Tragedi Siswa SMPN 1 Turi Sleman hingga merenggut 8 nyawa mendapatkan ucapan bela sungkawa dari Ketua Kwarda XII DIY GKR Mangkubumi. Dia berharap kejadian ini menjadi sebuah evaluasi para pembina pramuka lebih mengetahui resiko kegiatan yang dilakukan di lapangan.

“Kami mengimbau para pembina untuk lebih berhati-hati dan mengetahui risiko setiap kegiatan yang dipilih dan dilakukan,” kata GKR Mangkubumi saat dikonfirmasi SINDOnews, Sabtu (22/2/2020).

Putri Keraton Yogyakarta ini juga meminta para pelatih dan pembina pramuka terus menyampaikan pesan kepada para pendamping siswa untuk lebih hati-hati dan waspada. Utamanya dalam menyikapi cuaca ekstrem yang kerap terjadi seperti saat ini.

“Tentunya dari semua itu perlunya para pembina untuk mengerti dan mengikuti pelatihan tentang kebencanaan,” katanya.

GKR Mangkubumi mengaku masih menunggu informasi detail mengenai kronologi susur sungai dalam kegiatan pramuka di Sungai Sempor, Donokerto, Turi Sleman. Menurutnya, Pramuka Peduli sudah turun ke lokasi kejadian ikut membantu pencarian siswa yang masih hilang.
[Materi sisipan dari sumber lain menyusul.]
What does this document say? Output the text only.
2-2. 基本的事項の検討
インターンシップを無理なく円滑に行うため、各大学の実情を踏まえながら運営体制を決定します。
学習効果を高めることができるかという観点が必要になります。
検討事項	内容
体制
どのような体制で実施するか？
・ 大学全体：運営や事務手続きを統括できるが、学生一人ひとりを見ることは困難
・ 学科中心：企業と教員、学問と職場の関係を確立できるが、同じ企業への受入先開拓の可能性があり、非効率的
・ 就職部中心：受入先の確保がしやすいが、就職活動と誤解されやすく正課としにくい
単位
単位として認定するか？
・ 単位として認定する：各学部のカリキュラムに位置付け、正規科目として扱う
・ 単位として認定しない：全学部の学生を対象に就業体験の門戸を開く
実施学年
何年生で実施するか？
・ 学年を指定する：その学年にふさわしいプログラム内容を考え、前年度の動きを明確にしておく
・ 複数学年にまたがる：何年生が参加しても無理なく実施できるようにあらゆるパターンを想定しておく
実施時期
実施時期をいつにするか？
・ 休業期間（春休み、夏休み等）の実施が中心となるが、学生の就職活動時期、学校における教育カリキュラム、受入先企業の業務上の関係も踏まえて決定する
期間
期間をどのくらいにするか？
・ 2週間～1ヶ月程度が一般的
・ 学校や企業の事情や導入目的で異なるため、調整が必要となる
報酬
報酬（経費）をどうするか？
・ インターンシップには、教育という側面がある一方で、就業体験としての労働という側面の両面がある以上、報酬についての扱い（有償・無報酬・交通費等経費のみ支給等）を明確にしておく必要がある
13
Sementara data sementara hingga Sabtu (22/2/2020) pagi menyebutkan, dari 249 siswa SMPN 1 Turi yang mengikuti kegiatan Pramuka susur sungai Sempor, sebanyak 116 terkonfirmasi selamat, 23 luka, tujuh siswa ditemukan meninggal dunia, dan tiga siswa belum ditemukan.

Tiga siswa yang belum ditemukan atas nama Yasinta Bunga, kelas 7B, warga Dadapan Donokerto, Turi; Zahra Imelda, kelas 7D, warga Kenteng, Wonokerto; dan Nadine Fadilah, kelas 7D, warga Kenaruhan, Donokerto, Turi.

Sedangkan tujuh siswa yang meninggal dunia, atas nama Khoirunnisa Nurcahyani Sukmaningdya (14), kelas 7C, warga Karanggawang, Girikerto, Turi; Arisma Rahmawati (13) kelas 7D, warga Ngentak, Bangunkerto, Turi; Nur Azizah (14) kelas 8A, Kembangarum, Donokerto, Turi; Lathifah Zulffa (15) kelas 8B, warga Kembangarum, Donokerto, Turi; Sofia Aulia (15) kelas 8C, warga Sumberrejo, Kaliurang, Srumbung, Magelang; Evieta Putri Larasita (13) kelas 7A, warga Soprayan, Girikerto, Turi; dan Faneza Dida, kelas 7A, warga Glagahombo, Girikerto, Turi.